Historiker im Detmolder Prozess

Angeklagter arbeitete wohl an der Auschwitz-Rampe

Vor dem Landgericht Detmold muss sich Auschwitz-Wachmann Reinhold Hanning wegen Beihilfe zum Mord an 170.000 Menschen verantworten. Ein Historiker sagte nun zu den Aufgaben der früheren Kompanie des Angeklagten aus.

DPA

Torhaus des früheren Vernichtungslagers Auschwitz-Birkenau

Freitag, 22.04.2016   15:50 Uhr

Der 94-jährige Reinhold Hanning ist wegen Beihilfe zum Mord an 170.000 Menschen angeklagt. Von Januar 1943 bis Mitte Juni 1944 soll Hanning in dem Vernichtungslager Auschwitz als Wachmann der SS stationiert gewesen sein. Dort wurden bis 1945 zwischen 1,1 und 1,5 Millionen Menschen systematisch ermordet.

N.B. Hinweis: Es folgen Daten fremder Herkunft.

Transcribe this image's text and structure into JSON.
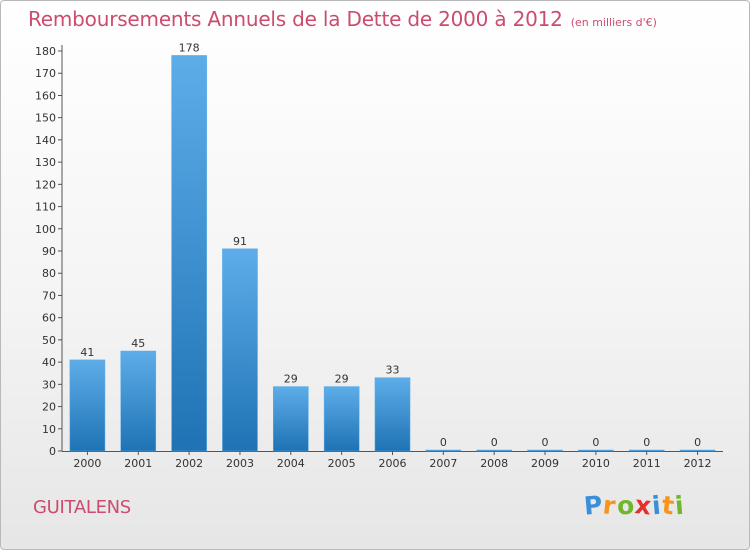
{
  "header": {
    "title": "Remboursements Annuels de la Dette de 2000 à 2012",
    "subtitle": "(en milliers d'€)"
  },
  "commune": "GUITALENS",
  "brand": {
    "letters": [
      "P",
      "r",
      "o",
      "x",
      "i",
      "t",
      "i"
    ],
    "colors": [
      "#3b8fd8",
      "#f7941d",
      "#71b62c",
      "#e4312b",
      "#3b8fd8",
      "#f7941d",
      "#71b62c"
    ]
  },
  "colors": {
    "bar_light": "#5dade9",
    "bar_dark": "#1f73b4",
    "axis": "#555555",
    "grid": "#dddddd",
    "text": "#333333",
    "title": "#cc4c6e"
  },
  "chart_data": {
    "type": "bar",
    "categories": [
      "2000",
      "2001",
      "2002",
      "2003",
      "2004",
      "2005",
      "2006",
      "2007",
      "2008",
      "2009",
      "2010",
      "2011",
      "2012"
    ],
    "values": [
      41,
      45,
      178,
      91,
      29,
      29,
      33,
      0,
      0,
      0,
      0,
      0,
      0
    ],
    "ylim": [
      0,
      180
    ],
    "yticks": [
      0,
      10,
      20,
      30,
      40,
      50,
      60,
      70,
      80,
      90,
      100,
      110,
      120,
      130,
      140,
      150,
      160,
      170,
      180
    ],
    "grid": false,
    "data_labels": true
  }
}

Im März hatte Jakob Wendel, ein weiterer SS-Wachmann, in dem Prozess über seine Zeit in Auschwitz gesprochen . Der Angeklagte Hanning hat vor dem Landgericht Detmold zu den Vorwürfen bisher geschwiegen.

Nun hat ein Historiker berichtet, welche Aufgaben die frühere Kompanie des Angeklagten in dem Vernichtungslager hatte. Die Kompanie habe auch Dienst an der sogenannten Rampe verrichtet, erklärte Stefan Hördler, ein Experte für NS-Geschichte. An der Rampe trafen die Deportierten in Güterzügen ein und wurden selektiert. Die eine Gruppe wurde sofort in Gaskammern umgebracht, die andere zur Zwangsarbeit eingeteilt.

Er halte es für sehr wahrscheinlich, dass Hanning als Mitglied der Einheit ebenfalls an der Rampe eingeteilt gewesen sei, erklärte der Historiker in seinem Gutachten.